A nurse who worked at a Crystal Lake rehabilitation center has been sentenced to two years in federal prison for tampering with patients’ morphine prescriptions, the U.S. Attorney’s Office, Northern District of Illinois reports.
Woodstock resident Sarah Diamond, 31, was employed as the assistant director of nursing at an unnamed Crystal Lake medical rehabilitation center, where she was responsible for dispensing medications to patients, including those in hospice care, according to a news release from the U.S. Attorney’s Office.
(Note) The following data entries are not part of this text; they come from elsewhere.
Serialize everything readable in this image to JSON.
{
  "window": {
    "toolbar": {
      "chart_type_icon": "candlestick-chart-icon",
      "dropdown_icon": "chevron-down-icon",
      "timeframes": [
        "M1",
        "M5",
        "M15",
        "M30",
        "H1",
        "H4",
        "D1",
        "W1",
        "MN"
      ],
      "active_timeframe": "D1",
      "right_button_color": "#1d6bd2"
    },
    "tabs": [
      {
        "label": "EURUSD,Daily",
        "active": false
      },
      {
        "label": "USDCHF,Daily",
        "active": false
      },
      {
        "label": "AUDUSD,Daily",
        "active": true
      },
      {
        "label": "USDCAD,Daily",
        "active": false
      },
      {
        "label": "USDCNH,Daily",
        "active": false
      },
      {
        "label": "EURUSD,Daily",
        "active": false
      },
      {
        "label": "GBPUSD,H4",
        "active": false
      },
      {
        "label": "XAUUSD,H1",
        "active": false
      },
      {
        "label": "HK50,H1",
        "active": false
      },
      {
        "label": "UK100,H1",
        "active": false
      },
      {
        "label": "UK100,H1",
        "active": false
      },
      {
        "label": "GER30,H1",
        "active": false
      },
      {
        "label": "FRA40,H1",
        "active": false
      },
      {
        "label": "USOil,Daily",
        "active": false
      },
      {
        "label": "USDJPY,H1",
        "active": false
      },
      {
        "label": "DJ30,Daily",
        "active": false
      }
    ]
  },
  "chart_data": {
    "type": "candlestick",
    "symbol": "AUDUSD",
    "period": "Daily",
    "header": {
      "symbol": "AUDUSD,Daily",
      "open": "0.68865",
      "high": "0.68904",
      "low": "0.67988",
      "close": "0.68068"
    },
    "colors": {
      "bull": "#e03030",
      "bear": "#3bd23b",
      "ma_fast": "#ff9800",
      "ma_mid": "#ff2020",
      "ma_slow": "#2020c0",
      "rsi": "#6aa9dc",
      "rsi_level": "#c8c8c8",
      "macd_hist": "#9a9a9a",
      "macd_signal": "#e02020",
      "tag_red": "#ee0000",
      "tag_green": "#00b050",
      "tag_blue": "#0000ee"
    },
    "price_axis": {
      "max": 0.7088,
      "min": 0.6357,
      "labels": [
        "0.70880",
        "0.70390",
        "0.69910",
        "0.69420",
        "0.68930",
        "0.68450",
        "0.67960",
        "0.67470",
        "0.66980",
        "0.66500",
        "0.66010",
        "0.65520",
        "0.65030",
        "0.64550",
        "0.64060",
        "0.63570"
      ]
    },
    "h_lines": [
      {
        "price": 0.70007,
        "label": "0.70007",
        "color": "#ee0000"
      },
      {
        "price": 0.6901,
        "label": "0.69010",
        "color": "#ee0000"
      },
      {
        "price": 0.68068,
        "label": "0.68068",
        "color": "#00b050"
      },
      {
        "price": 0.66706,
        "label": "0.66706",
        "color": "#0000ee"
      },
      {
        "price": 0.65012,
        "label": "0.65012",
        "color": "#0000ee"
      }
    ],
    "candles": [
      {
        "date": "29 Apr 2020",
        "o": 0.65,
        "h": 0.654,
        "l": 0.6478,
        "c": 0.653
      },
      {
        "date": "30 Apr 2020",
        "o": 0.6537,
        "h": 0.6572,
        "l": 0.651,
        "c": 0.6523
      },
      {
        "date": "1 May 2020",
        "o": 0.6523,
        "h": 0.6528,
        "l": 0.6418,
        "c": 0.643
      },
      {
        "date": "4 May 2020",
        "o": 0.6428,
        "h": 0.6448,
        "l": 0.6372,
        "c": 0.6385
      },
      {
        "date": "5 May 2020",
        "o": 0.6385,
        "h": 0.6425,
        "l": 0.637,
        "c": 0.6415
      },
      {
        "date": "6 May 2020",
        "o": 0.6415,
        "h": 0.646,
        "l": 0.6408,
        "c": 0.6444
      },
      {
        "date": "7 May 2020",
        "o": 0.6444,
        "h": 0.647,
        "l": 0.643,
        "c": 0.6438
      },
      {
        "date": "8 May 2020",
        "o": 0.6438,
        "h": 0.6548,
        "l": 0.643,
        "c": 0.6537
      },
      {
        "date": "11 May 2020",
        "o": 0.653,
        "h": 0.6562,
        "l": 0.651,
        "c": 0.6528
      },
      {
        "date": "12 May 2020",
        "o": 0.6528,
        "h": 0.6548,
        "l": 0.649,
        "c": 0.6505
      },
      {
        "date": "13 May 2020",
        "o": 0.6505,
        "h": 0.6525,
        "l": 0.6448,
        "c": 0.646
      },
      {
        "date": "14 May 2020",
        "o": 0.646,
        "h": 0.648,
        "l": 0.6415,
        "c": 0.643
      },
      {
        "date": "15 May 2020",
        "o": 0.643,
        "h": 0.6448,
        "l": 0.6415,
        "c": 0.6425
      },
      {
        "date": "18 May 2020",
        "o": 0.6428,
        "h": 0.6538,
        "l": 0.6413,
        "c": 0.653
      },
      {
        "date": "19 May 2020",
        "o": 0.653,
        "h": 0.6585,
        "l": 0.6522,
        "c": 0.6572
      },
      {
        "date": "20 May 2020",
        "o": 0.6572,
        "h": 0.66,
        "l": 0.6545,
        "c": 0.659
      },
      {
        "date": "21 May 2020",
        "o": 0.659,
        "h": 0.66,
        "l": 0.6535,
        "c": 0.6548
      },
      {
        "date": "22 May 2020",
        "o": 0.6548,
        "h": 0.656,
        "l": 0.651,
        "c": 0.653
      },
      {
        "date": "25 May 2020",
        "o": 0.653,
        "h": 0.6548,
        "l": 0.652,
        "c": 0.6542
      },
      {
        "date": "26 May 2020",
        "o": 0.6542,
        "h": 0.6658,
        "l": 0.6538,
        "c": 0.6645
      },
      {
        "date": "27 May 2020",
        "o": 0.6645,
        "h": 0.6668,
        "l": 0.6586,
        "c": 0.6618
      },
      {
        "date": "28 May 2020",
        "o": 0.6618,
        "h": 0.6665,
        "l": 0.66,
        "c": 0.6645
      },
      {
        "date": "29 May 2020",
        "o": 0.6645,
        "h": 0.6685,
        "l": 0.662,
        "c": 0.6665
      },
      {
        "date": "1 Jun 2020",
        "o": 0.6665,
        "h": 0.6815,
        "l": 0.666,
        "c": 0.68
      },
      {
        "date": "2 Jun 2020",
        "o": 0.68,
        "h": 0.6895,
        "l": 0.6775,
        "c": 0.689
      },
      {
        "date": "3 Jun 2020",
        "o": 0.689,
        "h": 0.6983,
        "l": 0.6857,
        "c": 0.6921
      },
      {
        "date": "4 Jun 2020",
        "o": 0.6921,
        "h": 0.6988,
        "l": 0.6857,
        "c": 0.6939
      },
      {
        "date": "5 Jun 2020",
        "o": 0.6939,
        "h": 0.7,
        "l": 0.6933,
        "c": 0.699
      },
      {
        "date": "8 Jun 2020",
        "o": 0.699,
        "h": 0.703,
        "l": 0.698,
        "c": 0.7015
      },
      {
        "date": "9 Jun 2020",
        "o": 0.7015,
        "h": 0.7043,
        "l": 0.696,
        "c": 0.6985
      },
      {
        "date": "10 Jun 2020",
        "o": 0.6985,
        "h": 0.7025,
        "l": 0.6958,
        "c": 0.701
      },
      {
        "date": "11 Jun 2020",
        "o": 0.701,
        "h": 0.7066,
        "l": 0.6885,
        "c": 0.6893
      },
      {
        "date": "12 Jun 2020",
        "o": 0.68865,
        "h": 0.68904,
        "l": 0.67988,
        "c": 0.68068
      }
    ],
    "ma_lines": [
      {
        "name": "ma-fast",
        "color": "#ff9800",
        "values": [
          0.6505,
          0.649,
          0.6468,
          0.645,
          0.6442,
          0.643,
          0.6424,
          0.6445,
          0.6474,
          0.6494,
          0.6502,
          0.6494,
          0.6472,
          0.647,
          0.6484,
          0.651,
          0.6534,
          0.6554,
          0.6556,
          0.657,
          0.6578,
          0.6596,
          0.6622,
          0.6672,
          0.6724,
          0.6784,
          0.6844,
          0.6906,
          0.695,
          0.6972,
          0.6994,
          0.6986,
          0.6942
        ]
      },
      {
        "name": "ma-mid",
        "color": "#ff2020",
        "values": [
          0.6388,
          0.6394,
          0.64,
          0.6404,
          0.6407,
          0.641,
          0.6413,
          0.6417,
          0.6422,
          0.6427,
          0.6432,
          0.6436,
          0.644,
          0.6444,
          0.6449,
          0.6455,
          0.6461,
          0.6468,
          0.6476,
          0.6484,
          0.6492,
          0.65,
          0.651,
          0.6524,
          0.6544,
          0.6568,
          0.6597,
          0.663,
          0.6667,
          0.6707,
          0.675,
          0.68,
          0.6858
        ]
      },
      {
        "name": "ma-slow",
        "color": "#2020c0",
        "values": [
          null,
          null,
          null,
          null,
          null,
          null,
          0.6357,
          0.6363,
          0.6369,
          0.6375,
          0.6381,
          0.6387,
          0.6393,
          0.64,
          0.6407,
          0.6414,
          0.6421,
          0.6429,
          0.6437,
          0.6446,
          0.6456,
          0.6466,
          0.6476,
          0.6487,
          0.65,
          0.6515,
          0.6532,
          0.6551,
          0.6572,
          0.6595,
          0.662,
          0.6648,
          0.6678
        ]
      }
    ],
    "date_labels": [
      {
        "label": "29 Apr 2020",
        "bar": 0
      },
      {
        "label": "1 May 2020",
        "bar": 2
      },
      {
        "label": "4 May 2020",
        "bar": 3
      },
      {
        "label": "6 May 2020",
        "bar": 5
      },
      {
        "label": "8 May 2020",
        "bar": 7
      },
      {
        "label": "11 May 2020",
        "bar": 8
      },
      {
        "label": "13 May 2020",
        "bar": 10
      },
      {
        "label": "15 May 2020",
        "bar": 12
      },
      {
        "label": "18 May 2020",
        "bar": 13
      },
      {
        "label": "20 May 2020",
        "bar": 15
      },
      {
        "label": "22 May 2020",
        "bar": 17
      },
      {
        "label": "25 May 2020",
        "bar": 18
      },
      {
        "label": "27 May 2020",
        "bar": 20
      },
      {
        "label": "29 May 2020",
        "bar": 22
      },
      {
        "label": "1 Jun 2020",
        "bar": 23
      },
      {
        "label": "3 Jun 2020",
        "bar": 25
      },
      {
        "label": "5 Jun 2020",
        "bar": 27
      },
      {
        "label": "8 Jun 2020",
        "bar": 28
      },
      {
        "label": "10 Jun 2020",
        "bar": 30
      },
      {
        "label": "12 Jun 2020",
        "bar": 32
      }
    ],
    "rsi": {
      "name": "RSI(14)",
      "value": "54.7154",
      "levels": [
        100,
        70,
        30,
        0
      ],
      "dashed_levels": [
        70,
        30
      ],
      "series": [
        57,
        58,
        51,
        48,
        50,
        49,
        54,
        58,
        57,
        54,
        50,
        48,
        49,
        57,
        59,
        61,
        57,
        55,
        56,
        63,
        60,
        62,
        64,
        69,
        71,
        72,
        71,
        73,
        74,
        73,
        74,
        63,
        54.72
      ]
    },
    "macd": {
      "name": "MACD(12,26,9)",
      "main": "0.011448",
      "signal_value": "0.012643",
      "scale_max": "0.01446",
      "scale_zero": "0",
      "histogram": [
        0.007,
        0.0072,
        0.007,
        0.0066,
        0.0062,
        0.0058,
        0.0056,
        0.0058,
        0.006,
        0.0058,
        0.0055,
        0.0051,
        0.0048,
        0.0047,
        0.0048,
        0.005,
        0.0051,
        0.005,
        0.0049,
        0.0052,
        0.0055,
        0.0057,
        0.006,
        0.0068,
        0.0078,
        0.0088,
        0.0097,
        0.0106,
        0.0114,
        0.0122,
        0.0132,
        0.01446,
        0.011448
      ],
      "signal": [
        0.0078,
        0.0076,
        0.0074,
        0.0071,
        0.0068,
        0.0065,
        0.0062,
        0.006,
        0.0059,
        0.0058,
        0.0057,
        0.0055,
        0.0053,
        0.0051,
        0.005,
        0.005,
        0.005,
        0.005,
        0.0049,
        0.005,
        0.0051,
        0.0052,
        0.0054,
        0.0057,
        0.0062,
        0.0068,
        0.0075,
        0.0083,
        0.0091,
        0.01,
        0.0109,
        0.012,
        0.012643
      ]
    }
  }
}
Diamond removed morphine from prescribed bottles to at least five patients and diluted it with another liquid in summer 2021, according to the U.S. Attorney’s Office. Diamond used the removed morphine for her own personal use and “with reckless disregard and extreme indifference for the risk that the patients would be placed in danger of bodily injury,” according to the release.
Diamond was indicted on two counts of tampering with a consumer product in 2022, and pleaded guilty to the charges last year, according to the release.
Diamond was sentenced to two years in federal prison Wednesday and is expected to start her term June 28. Diamond will be under supervised release for another two years after her sentence, according to court documents.
“Valuable assistance” was provided by the Crystal Lake Police Department in the case, according to the release.
“Patients deserve to have confidence that they are receiving the legitimately prescribed medication and not a diluted substance,” U.S. Attorney Pasqual said in the release. “Health care practitioners who illicitly tamper with prescription drugs will be prosecuted to the fullest extent of the law.”